2017年,将棋界で起きたこと”将棋ブーム”

 2017年に起きた将棋界の出来事をまとめました。今年は史上空前の将棋ブームの年となりました。

①”藤井ブーム”

将棋の藤井聡太四段の公式戦連勝記録更新(29連勝)は、世間を大いに沸かせました。

 対局時には将棋会館前にファンが詰め掛けるなど、社会現象になりました。(今年の新語流行語大賞では、「ひふみん」「藤井フィーバー」の2語がノミネート)

 

報道陣の数は40社100人以上。

とてつもないプレッシャーを感じます。(藤井四段はまだ中学生です)

 NHKでは、特番が組まれていました。

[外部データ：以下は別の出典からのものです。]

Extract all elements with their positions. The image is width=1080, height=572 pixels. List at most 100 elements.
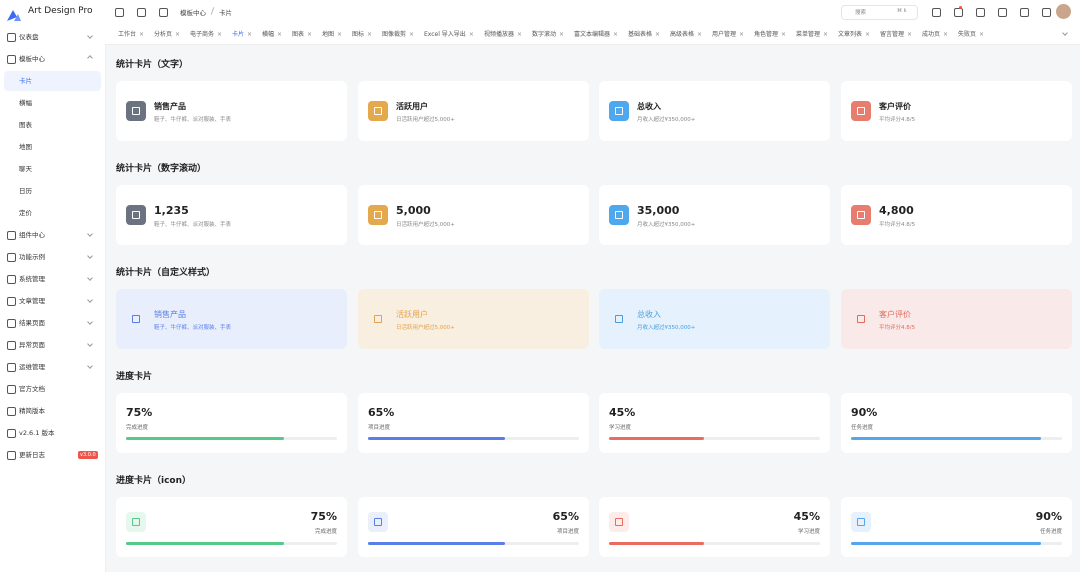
card-desc: 平均评分4.8/5 (879, 325, 916, 331)
submenu-item[interactable]: 横幅 (19, 99, 32, 107)
toolbar-icon[interactable] (954, 8, 963, 17)
tab[interactable]: 失败页 × (954, 29, 988, 40)
toolbar-icon[interactable] (1020, 8, 1029, 17)
tab-label: 地图 (322, 31, 335, 38)
tab-close[interactable]: × (337, 31, 343, 38)
toolbar-icon[interactable] (976, 8, 985, 17)
tab-close[interactable]: × (943, 31, 949, 38)
menu-icon (7, 231, 16, 240)
menu-item[interactable]: 仪表盘 (19, 33, 39, 41)
tab[interactable]: 成功页 × (918, 29, 952, 40)
tab-close[interactable]: × (217, 31, 223, 38)
toolbar-icon[interactable] (998, 8, 1007, 17)
tab-close[interactable]: × (781, 31, 787, 38)
toolbar-icon[interactable] (932, 8, 941, 17)
submenu-item[interactable]: 聊天 (19, 165, 32, 173)
breadcrumb: 卡片 (219, 9, 232, 17)
menu-item[interactable]: 组件中心 (19, 231, 45, 239)
card-desc: 日活跃用户超过5,000+ (396, 222, 455, 228)
submenu-item[interactable]: 日历 (19, 187, 32, 195)
toolbar-icon[interactable] (159, 8, 168, 17)
tab-close[interactable]: × (409, 31, 415, 38)
tab-close[interactable]: × (559, 31, 565, 38)
tab-close[interactable]: × (175, 31, 181, 38)
tab-close[interactable]: × (907, 31, 913, 38)
tab-label: 留言管理 (880, 31, 905, 38)
tab-close[interactable]: × (139, 31, 145, 38)
tab[interactable]: 地图 × (318, 29, 346, 40)
tab[interactable]: 图标 × (348, 29, 376, 40)
progress-value: 75% (126, 406, 153, 419)
tab[interactable]: 用户管理 × (708, 29, 748, 40)
progress-bar (851, 437, 1041, 440)
tab-close[interactable]: × (979, 31, 985, 38)
tab[interactable]: 卡片 × (228, 29, 256, 40)
menu-item[interactable]: 异常页面 (19, 341, 45, 349)
submenu-item[interactable]: 地图 (19, 143, 32, 151)
tab[interactable]: 分析页 × (150, 29, 184, 40)
tab-close[interactable]: × (367, 31, 373, 38)
menu-icon (7, 363, 16, 372)
tab-close[interactable]: × (247, 31, 253, 38)
search-box[interactable] (841, 5, 918, 20)
tab-close[interactable]: × (613, 31, 619, 38)
tab-label: 数字滚动 (532, 31, 557, 38)
menu-item[interactable]: 系统管理 (19, 275, 45, 283)
menu-item[interactable]: 更新日志 (19, 451, 45, 459)
menu-item[interactable]: 官方文档 (19, 385, 45, 393)
submenu-item[interactable]: 卡片 (19, 77, 32, 85)
menu-active-bg (4, 71, 101, 91)
tab-more[interactable] (1062, 30, 1068, 36)
tab[interactable]: 视频播放器 × (480, 29, 526, 40)
avatar[interactable] (1056, 4, 1071, 19)
tab[interactable]: 数字滚动 × (528, 29, 568, 40)
tab[interactable]: 图像裁剪 × (378, 29, 418, 40)
tab[interactable]: 高级表格 × (666, 29, 706, 40)
tab[interactable]: 基础表格 × (624, 29, 664, 40)
menu-item[interactable]: 功能示例 (19, 253, 45, 261)
submenu-item[interactable]: 定价 (19, 209, 32, 217)
tab-close[interactable]: × (277, 31, 283, 38)
tab[interactable]: Excel 导入导出 × (420, 29, 478, 40)
submenu-item[interactable]: 图表 (19, 121, 32, 129)
section-title: 统计卡片（数字滚动） (116, 164, 207, 174)
tab-close[interactable]: × (865, 31, 871, 38)
tab-label: 角色管理 (754, 31, 779, 38)
tab-close[interactable]: × (697, 31, 703, 38)
tab-bar: 工作台 × 分析页 × 电子商务 × 卡片 × 横幅 × 图表 × 地图 × 图标 × 图像裁剪 × Excel 导… (105, 25, 1080, 45)
tab[interactable]: 菜单管理 × (792, 29, 832, 40)
card-icon (126, 309, 146, 329)
tab-close[interactable]: × (823, 31, 829, 38)
menu-item[interactable]: 精简版本 (19, 407, 45, 415)
tab[interactable]: 文章列表 × (834, 29, 874, 40)
menu-item[interactable]: 文章管理 (19, 297, 45, 305)
tab[interactable]: 留言管理 × (876, 29, 916, 40)
progress-track (609, 437, 820, 440)
card-title: 活跃用户 (396, 102, 428, 111)
menu-item[interactable]: 结果页面 (19, 319, 45, 327)
toolbar-icon[interactable] (137, 8, 146, 17)
tab[interactable]: 工作台 × (114, 29, 148, 40)
card: 90% 任务进度 (841, 497, 1072, 557)
tab-close[interactable]: × (655, 31, 661, 38)
tab-close[interactable]: × (468, 31, 474, 38)
toolbar-icon[interactable] (115, 8, 124, 17)
tab[interactable]: 横幅 × (258, 29, 286, 40)
tab[interactable]: 富文本编辑器 × (570, 29, 622, 40)
breadcrumb[interactable]: 模板中心 (180, 9, 206, 17)
tab-close[interactable]: × (517, 31, 523, 38)
tab[interactable]: 图表 × (288, 29, 316, 40)
menu-item[interactable]: 运维管理 (19, 363, 45, 371)
tab-label: 高级表格 (670, 31, 695, 38)
tab[interactable]: 角色管理 × (750, 29, 790, 40)
menu-item[interactable]: v2.6.1 版本 (19, 429, 55, 437)
tab-close[interactable]: × (739, 31, 745, 38)
tab[interactable]: 电子商务 × (186, 29, 226, 40)
progress-desc: 完成进度 (126, 425, 149, 431)
toolbar-icon[interactable] (1042, 8, 1051, 17)
logo-icon (7, 6, 21, 21)
menu-item[interactable]: 模板中心 (19, 55, 45, 63)
progress-desc: 任务进度 (851, 425, 874, 431)
tab-close[interactable]: × (307, 31, 313, 38)
tab-label: 电子商务 (190, 31, 215, 38)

29連勝達成と同時に速報テロップが流れ、対局室に多くの報道陣がなだれ込んでいく様子をテレビで見ていました。

https://twitter.com/mtmtlife 引用

 また、藤井グッズは一瞬で売り切れ、高値で転売されるという事態に。



29連勝達成時の棋譜

藤井聡太の記録

プロも多く参加している詰将棋選手権(年に一回開催)で、小学6年生の藤井聡太が優勝。小学生が優勝(@ ̄□ ̄@;)!!→将棋界がざわつく・・ 

 以降、三連覇中です(笑)。

② 14歳2カ月という史上最年少でのプロ入りを果たした藤井四段(四段昇段日2016年10月1日付)。それまでは加藤一二三九段(ひふみん)の14歳7カ月が最年少で、これを62年ぶりに更新。

 中学生棋士は羽生善治さん、ひふみん、渡辺明さん、谷川浩司につぐ5人目。いづれの方も、将棋界で一時代を築きました。

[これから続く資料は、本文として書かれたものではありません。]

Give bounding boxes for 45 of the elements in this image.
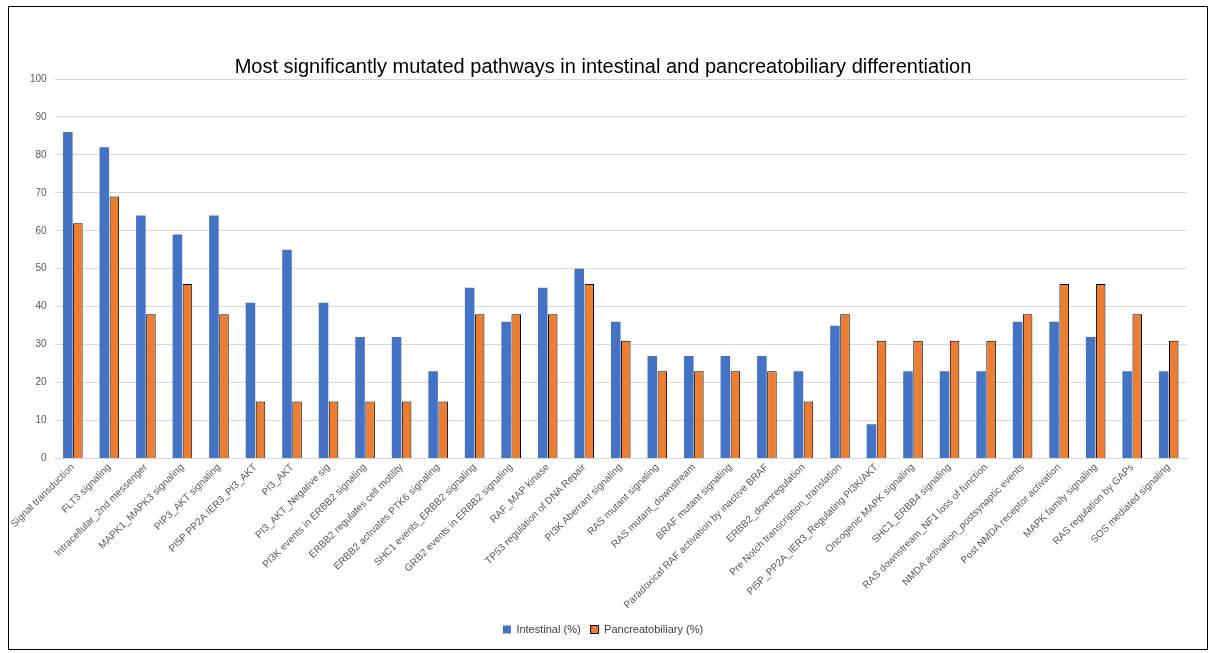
bar [245,302,256,458]
bar [793,371,804,458]
bar [318,302,329,458]
bar [501,321,511,458]
y-tick-label: 0 [41,452,47,464]
bar [610,321,621,458]
y-tick-label: 90 [35,110,47,122]
bar [172,234,183,458]
y-tick-label: 80 [35,148,47,160]
chart-title: Most significantly mutated pathways in intestinal and pancreatobiliary differentiation [234,54,972,77]
y-tick-label: 10 [35,414,47,426]
bar [976,371,986,458]
bar [282,249,292,458]
y-tick-label: 20 [35,376,47,388]
y-tick-label: 50 [35,262,47,274]
bar [757,355,767,458]
bar [1085,337,1096,458]
legend-label: Pancreatobiliary (%) [604,622,704,635]
y-tick-label: 30 [35,338,47,350]
legend-label: Intestinal (%) [516,622,581,635]
y-tick-label: 100 [29,72,47,84]
bar [903,371,913,458]
bar [63,132,73,458]
bar [464,287,475,458]
bar [1158,371,1169,458]
bar [209,215,219,458]
bar [684,355,694,458]
bar [1122,371,1132,458]
y-tick-label: 60 [35,224,47,236]
y-tick-label: 40 [35,300,47,312]
bar [537,287,548,458]
bar [939,371,950,458]
bar [355,337,365,458]
bar [866,424,877,458]
bar [1049,321,1059,458]
bar [1012,321,1023,458]
bar [647,355,658,458]
bar [574,268,584,458]
bar [391,337,402,458]
bar [428,371,438,458]
bar [830,325,840,458]
bar [99,147,110,458]
bar [720,355,731,458]
y-tick-label: 70 [35,186,47,198]
bar [136,215,146,458]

③公式戦初戦が、現役最高齢棋士ひふみん(76)vs 史上最年少棋士藤井聡太四段(14)

年齢差は62(もちろん史上初) 

④将棋界デビュー後、公式戦11連勝!!。デビュー後負けなし11連勝は史上初。

 →当時、①②③④の出来事それぞれ、テレビや新聞で結構取り上げられていました。

 20連勝すぎたあたりでしょうか?連日対局の詳細が伝えられていました。かなりざわついていました。

⑤最多連勝記録29連勝(デビューから負けなし) →爆発的藤井ブーム、社会現象へ

⑥2017/12/28現在 通算成績55勝10敗(0.846)

2017年度対局数ランキング1位、勝ち数ランキング1位、勝率ランキング1位、連勝ランキング1位

 これは極めて異常な成績です。(一般的に若手棋士で通算成績6割後半から7割くらいで将来が有望志される。)

羽生善治さんの場合、プロ入り1年目から3年目くらいは勝率7割~8割でした。

 

②ひふみん引退&テレビで大活躍

 加藤一二三九段が引退となりました。テレビで大活躍されています。

 

③2017年、”将棋”というコンテンツがインターネット中継で定着する。

 (将棋観戦は、AbemaTVまたはニコニコ生放送で可能です。)

私は、これがかなり大きいと思ってます。

 5年ほど前からでしょうか。ニコニコ動画で電王戦(プロ棋士 vs AI将棋ソフト)がありました。以降、タイトル戦を無料で生中継するようになりました。

 2017年には、ニコニコ動画主催の”叡王戦”がタイトル戦に昇格され、八大タイトル(序列三位)となりました。

 また、AbemaTV将棋チャンネルが開設され、無料で24時間将棋番組を気軽にみることができるようになりました。炎の七番勝負で、非公式戦ではありますが、藤井聡太四段が羽生善治さんを破りました。

 将棋はできないけど、将棋を見るのをたのしむ人が増え、”観る将”という言葉が生まれました。

 

④羽生善治さんが最後の竜王位を獲得し前人未踏の永世七冠を達成&国民栄誉賞

 羽生善治棋聖が第30期竜王戦を制し、竜王位を獲得。これによりタイトル通算99期とし、最後の永世称号を獲得し、前人未踏の「永世七冠」へ。国民栄誉賞授与も決定しました。

 





永世七冠達成棋譜

そのほかにも・・

⑤将棋ソフト問題で会長が辞任、理事も解任。実は、年明けの将棋界は大荒れでした。

⑥2月カロリーナさんが、正式に女流棋士としてデビュー(外国人初)

⑦現役の名人が将棋ソフトに負け、大きな注目を集めました。

⑧若手棋士が次々にタイトルを奪取。7つのタイトルを6人がもつ群雄割拠時代へ。

 

最後にひとこと

 2017年の出来事をまとめてみました。今年の将棋界は、過去に例がないようなすさまじい一年だったように思います。

 藤井聡太四段を中心に棋譜をアップしていきますので、2018年もどうぞよろしくお願いします。